Была уже ночь. На улице разыгралась непогода. Вовсю лупил холодный дождь, от порывов ветра содрогались стекла окон. Капли молотили в окна, словно армия маленьких, но беспощадных троллей-камикадзе в ворота осажденной крепости.
Пимского еще до дождя привез домой с очередного кутежа дюк Глебуардус. Приват-доцент был, что называется, «в дрова». Пришлось дюку, как это случалось уже не раз, уложить пьяного товарища на кровать.

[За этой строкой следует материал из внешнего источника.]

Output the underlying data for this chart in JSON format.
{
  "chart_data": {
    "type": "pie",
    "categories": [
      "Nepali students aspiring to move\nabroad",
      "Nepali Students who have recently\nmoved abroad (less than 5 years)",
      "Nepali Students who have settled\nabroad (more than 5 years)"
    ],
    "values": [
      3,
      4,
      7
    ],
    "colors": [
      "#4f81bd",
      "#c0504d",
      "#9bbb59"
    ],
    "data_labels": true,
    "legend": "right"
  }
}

Пелагеи, служанки и домработницы Пимского, дома не оказалось, он обычно отпускал ее на выходные. Дюк вышел на улицу, хлопнул дверью, проверил, хорошо ли заперлась, и укатил.
Среди ночи Пимский проснулся. Всякий пьющий человек хорошо знает, что за напасть эти ночные пробуждения с перепою. Ведь, собака, мало того что душа наизнанку, так еще и помнишь всё, что вчера начудил, и до того стыдно, до того отвратительно, до того себя презираешь… И ведь, если снова не выпьешь — до утра не уснуть.

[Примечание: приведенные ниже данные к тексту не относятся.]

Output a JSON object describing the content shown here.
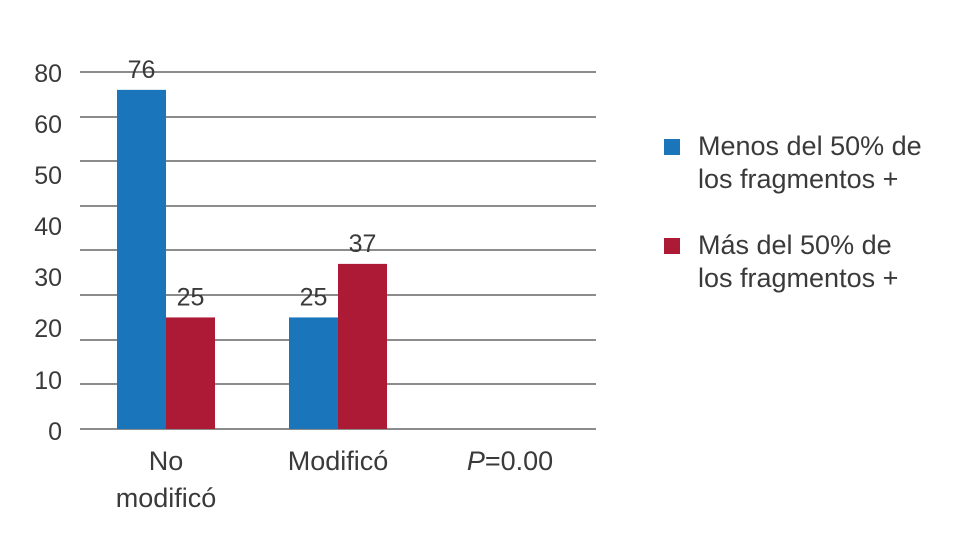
{
  "chart_data": {
    "type": "bar",
    "categories": [
      "No modificó",
      "Modificó",
      ""
    ],
    "category_lines": [
      [
        "No",
        "modificó"
      ],
      [
        "Modificó"
      ],
      []
    ],
    "series": [
      {
        "name": "Menos del 50% de los fragmentos +",
        "name_lines": [
          "Menos del 50% de",
          "los fragmentos +"
        ],
        "color": "#1a75bb",
        "values": [
          76,
          25,
          null
        ]
      },
      {
        "name": "Más del 50% de los fragmentos +",
        "name_lines": [
          "Más del 50% de",
          "los fragmentos +"
        ],
        "color": "#ac1a36",
        "values": [
          25,
          37,
          null
        ]
      }
    ],
    "y_tick_labels": [
      "0",
      "10",
      "20",
      "30",
      "40",
      "50",
      "60",
      "80"
    ],
    "ylim": [
      0,
      80
    ],
    "annotation": {
      "prefix": "P",
      "suffix": "=0.00"
    },
    "grid": true,
    "legend_position": "right",
    "title": "",
    "xlabel": "",
    "ylabel": ""
  }
}
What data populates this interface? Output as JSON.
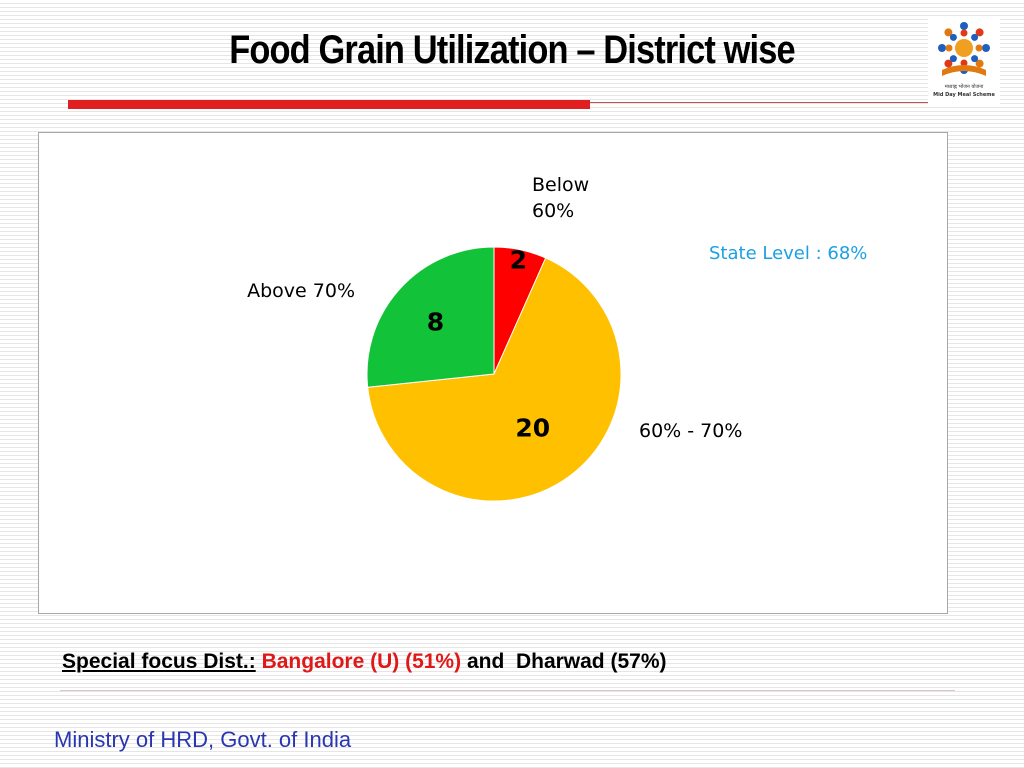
{
  "slide": {
    "title": "Food Grain Utilization – District wise",
    "logo_text_line1": "मध्याह्न भोजन योजना",
    "logo_text_line2": "Mid Day Meal Scheme",
    "state_level": "State Level : 68%",
    "focus_label": "Special focus Dist.:",
    "focus_district_1": "Bangalore (U) (51%)",
    "focus_connector": "and",
    "focus_district_2": "Dharwad (57%)",
    "footer": "Ministry of HRD, Govt. of India"
  },
  "colors": {
    "accent_red": "#e02020",
    "state_level_text": "#1ba1e2",
    "focus_highlight": "#e01818",
    "footer_text": "#2a36b0"
  },
  "chart_data": {
    "type": "pie",
    "title": "",
    "slices": [
      {
        "label": "Below 60%",
        "label_lines": [
          "Below",
          "60%"
        ],
        "value": 2,
        "value_label": "2",
        "color": "#ff0000"
      },
      {
        "label": "60% - 70%",
        "label_lines": [
          "60% - 70%"
        ],
        "value": 20,
        "value_label": "20",
        "color": "#ffc000"
      },
      {
        "label": "Above 70%",
        "label_lines": [
          "Above 70%"
        ],
        "value": 8,
        "value_label": "8",
        "color": "#12c238"
      }
    ],
    "start_angle_deg": 0,
    "direction": "clockwise",
    "legend": "none"
  }
}
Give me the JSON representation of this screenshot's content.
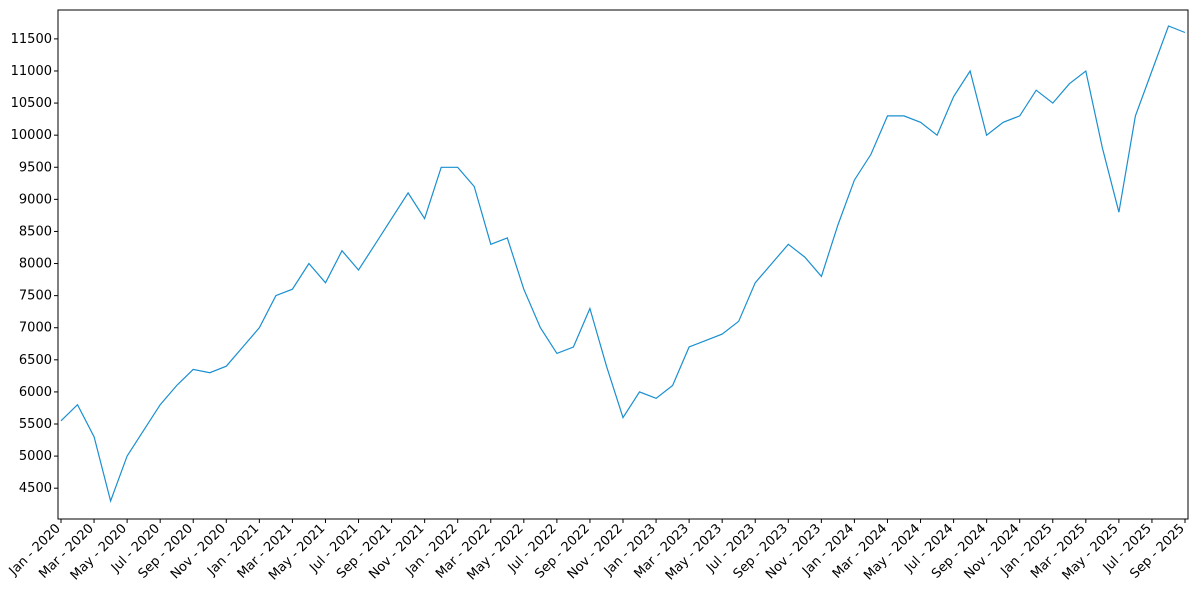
{
  "chart_data": {
    "type": "line",
    "x": [
      "2020-01",
      "2020-02",
      "2020-03",
      "2020-04",
      "2020-05",
      "2020-06",
      "2020-07",
      "2020-08",
      "2020-09",
      "2020-10",
      "2020-11",
      "2020-12",
      "2021-01",
      "2021-02",
      "2021-03",
      "2021-04",
      "2021-05",
      "2021-06",
      "2021-07",
      "2021-08",
      "2021-09",
      "2021-10",
      "2021-11",
      "2021-12",
      "2022-01",
      "2022-02",
      "2022-03",
      "2022-04",
      "2022-05",
      "2022-06",
      "2022-07",
      "2022-08",
      "2022-09",
      "2022-10",
      "2022-11",
      "2022-12",
      "2023-01",
      "2023-02",
      "2023-03",
      "2023-04",
      "2023-05",
      "2023-06",
      "2023-07",
      "2023-08",
      "2023-09",
      "2023-10",
      "2023-11",
      "2023-12",
      "2024-01",
      "2024-02",
      "2024-03",
      "2024-04",
      "2024-05",
      "2024-06",
      "2024-07",
      "2024-08",
      "2024-09",
      "2024-10",
      "2024-11",
      "2024-12",
      "2025-01",
      "2025-02",
      "2025-03",
      "2025-04",
      "2025-05",
      "2025-06",
      "2025-07",
      "2025-08",
      "2025-09"
    ],
    "series": [
      {
        "color": "#1a8fd0",
        "values": [
          5550,
          5800,
          5300,
          4300,
          5000,
          5400,
          5800,
          6100,
          6350,
          6300,
          6400,
          6700,
          7000,
          7500,
          7600,
          8000,
          7700,
          8200,
          7900,
          8300,
          8700,
          9100,
          8700,
          9500,
          9500,
          9200,
          8300,
          8400,
          7600,
          7000,
          6600,
          6700,
          7300,
          6400,
          5600,
          6000,
          5900,
          6100,
          6700,
          6800,
          6900,
          7100,
          7700,
          8000,
          8300,
          8100,
          7800,
          8600,
          9300,
          9700,
          10300,
          10300,
          10200,
          10000,
          10600,
          11000,
          10000,
          10200,
          10300,
          10700,
          10500,
          10800,
          11000,
          9800,
          8800,
          10300,
          11000,
          11700,
          11600
        ]
      }
    ],
    "ylim": [
      4020,
      11950
    ],
    "yticks": [
      4500,
      5000,
      5500,
      6000,
      6500,
      7000,
      7500,
      8000,
      8500,
      9000,
      9500,
      10000,
      10500,
      11000,
      11500
    ],
    "xlim": [
      "2020-01",
      "2025-09"
    ],
    "xticks": [
      {
        "value": "2020-01",
        "label": "Jan - 2020"
      },
      {
        "value": "2020-03",
        "label": "Mar - 2020"
      },
      {
        "value": "2020-05",
        "label": "May - 2020"
      },
      {
        "value": "2020-07",
        "label": "Jul - 2020"
      },
      {
        "value": "2020-09",
        "label": "Sep - 2020"
      },
      {
        "value": "2020-11",
        "label": "Nov - 2020"
      },
      {
        "value": "2021-01",
        "label": "Jan - 2021"
      },
      {
        "value": "2021-03",
        "label": "Mar - 2021"
      },
      {
        "value": "2021-05",
        "label": "May - 2021"
      },
      {
        "value": "2021-07",
        "label": "Jul - 2021"
      },
      {
        "value": "2021-09",
        "label": "Sep - 2021"
      },
      {
        "value": "2021-11",
        "label": "Nov - 2021"
      },
      {
        "value": "2022-01",
        "label": "Jan - 2022"
      },
      {
        "value": "2022-03",
        "label": "Mar - 2022"
      },
      {
        "value": "2022-05",
        "label": "May - 2022"
      },
      {
        "value": "2022-07",
        "label": "Jul - 2022"
      },
      {
        "value": "2022-09",
        "label": "Sep - 2022"
      },
      {
        "value": "2022-11",
        "label": "Nov - 2022"
      },
      {
        "value": "2023-01",
        "label": "Jan - 2023"
      },
      {
        "value": "2023-03",
        "label": "Mar - 2023"
      },
      {
        "value": "2023-05",
        "label": "May - 2023"
      },
      {
        "value": "2023-07",
        "label": "Jul - 2023"
      },
      {
        "value": "2023-09",
        "label": "Sep - 2023"
      },
      {
        "value": "2023-11",
        "label": "Nov - 2023"
      },
      {
        "value": "2024-01",
        "label": "Jan - 2024"
      },
      {
        "value": "2024-03",
        "label": "Mar - 2024"
      },
      {
        "value": "2024-05",
        "label": "May - 2024"
      },
      {
        "value": "2024-07",
        "label": "Jul - 2024"
      },
      {
        "value": "2024-09",
        "label": "Sep - 2024"
      },
      {
        "value": "2024-11",
        "label": "Nov - 2024"
      },
      {
        "value": "2025-01",
        "label": "Jan - 2025"
      },
      {
        "value": "2025-03",
        "label": "Mar - 2025"
      },
      {
        "value": "2025-05",
        "label": "May - 2025"
      },
      {
        "value": "2025-07",
        "label": "Jul - 2025"
      },
      {
        "value": "2025-09",
        "label": "Sep - 2025"
      }
    ]
  }
}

Пим, когда с ним случалось это несчастье, спасался розовым ликерчиком, который делала ему Пелагея по особому рецепту. Этому искусству она научилась, когда была в дворовых девках у князей Новгородских. Ликерчик Пимский употреблял маленькими стопочками, чтобы всё шло плавно и естественно. Усаживался в свое знаменитое кресло неизвестной этнокультурной принадлежности, ставил бутыль рядом и принимался за дело.
Кресло Пимского, как и весь интерьер кабинета, заслуживало подробного описания. Обширное дубовое кресло, имея глубокую посадку, опиралось на четыре мощные когтистые лапы, а от широких подлокотников отходили небольшие, крепкие крылья с филигранной резьбы перьями; венчала всё весьма правдоподобно вырезанная морда филина над изогнутой спинкой, которая, судя по всё тем же перьям, была спиной этой самой неведомой птицы о четырех лапах.

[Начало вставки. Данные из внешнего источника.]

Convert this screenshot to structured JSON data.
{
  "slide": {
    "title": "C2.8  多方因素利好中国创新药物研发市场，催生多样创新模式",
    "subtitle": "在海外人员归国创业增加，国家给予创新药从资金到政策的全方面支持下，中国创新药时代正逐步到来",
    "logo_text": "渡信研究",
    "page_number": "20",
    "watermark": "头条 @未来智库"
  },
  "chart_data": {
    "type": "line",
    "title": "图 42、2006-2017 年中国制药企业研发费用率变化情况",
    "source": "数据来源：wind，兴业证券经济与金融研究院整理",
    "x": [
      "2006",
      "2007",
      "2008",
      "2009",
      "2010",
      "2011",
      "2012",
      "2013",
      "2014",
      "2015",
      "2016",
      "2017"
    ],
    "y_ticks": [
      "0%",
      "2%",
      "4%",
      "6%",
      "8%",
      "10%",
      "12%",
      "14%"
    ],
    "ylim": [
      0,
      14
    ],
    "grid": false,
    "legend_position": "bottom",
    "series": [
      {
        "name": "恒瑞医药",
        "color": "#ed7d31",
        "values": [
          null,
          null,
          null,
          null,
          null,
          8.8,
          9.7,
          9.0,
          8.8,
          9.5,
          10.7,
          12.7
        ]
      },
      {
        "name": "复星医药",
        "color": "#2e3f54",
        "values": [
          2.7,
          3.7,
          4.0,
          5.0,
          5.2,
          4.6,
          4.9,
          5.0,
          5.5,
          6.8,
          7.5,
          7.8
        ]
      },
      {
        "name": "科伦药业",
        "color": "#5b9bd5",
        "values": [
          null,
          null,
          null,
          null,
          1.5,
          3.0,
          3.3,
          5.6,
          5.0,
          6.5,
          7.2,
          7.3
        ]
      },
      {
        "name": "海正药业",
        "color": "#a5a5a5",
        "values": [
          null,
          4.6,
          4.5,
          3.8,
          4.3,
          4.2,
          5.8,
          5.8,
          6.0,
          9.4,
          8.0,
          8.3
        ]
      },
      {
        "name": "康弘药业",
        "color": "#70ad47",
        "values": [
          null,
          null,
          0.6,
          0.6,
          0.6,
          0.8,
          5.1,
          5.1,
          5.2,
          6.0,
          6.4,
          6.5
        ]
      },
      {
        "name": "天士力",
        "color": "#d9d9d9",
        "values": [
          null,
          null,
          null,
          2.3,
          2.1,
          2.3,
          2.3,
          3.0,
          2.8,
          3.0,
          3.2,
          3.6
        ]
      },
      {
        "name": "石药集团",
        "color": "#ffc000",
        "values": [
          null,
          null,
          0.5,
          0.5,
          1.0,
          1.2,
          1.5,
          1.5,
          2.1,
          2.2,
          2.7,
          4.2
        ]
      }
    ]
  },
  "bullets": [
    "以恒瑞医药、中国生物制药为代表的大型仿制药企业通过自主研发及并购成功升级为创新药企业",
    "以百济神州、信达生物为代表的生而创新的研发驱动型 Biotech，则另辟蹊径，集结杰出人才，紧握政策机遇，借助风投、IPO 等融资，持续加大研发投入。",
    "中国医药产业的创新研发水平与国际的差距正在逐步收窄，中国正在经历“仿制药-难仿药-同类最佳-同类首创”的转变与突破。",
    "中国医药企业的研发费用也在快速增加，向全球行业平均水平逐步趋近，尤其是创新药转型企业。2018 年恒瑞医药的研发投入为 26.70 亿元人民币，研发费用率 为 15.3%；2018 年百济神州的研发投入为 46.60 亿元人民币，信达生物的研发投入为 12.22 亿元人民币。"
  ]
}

Вокруг кресла стояли два журнальных и один ломберный столик, все от разных гарнитуров, все три завалены какими-то манускриптами, разрозненными листами плотной желтой бумаги, какая употреблялась два столетия тому назад, свитками древнего пергамента и современными книгами.
У стены, рядом с диваном, имелось массивное бюро восемнадцатого века, за которым любил работать Пимский. На бюро громоздилась настольная лампа с малахитовой подставкой. У прочих же стен высились монументальные книжные шкафы, битком набитые книгами. С потолка на трех цепях свисала люстра, выполненная в средневековом духе, с плафонами из фряжского стекла.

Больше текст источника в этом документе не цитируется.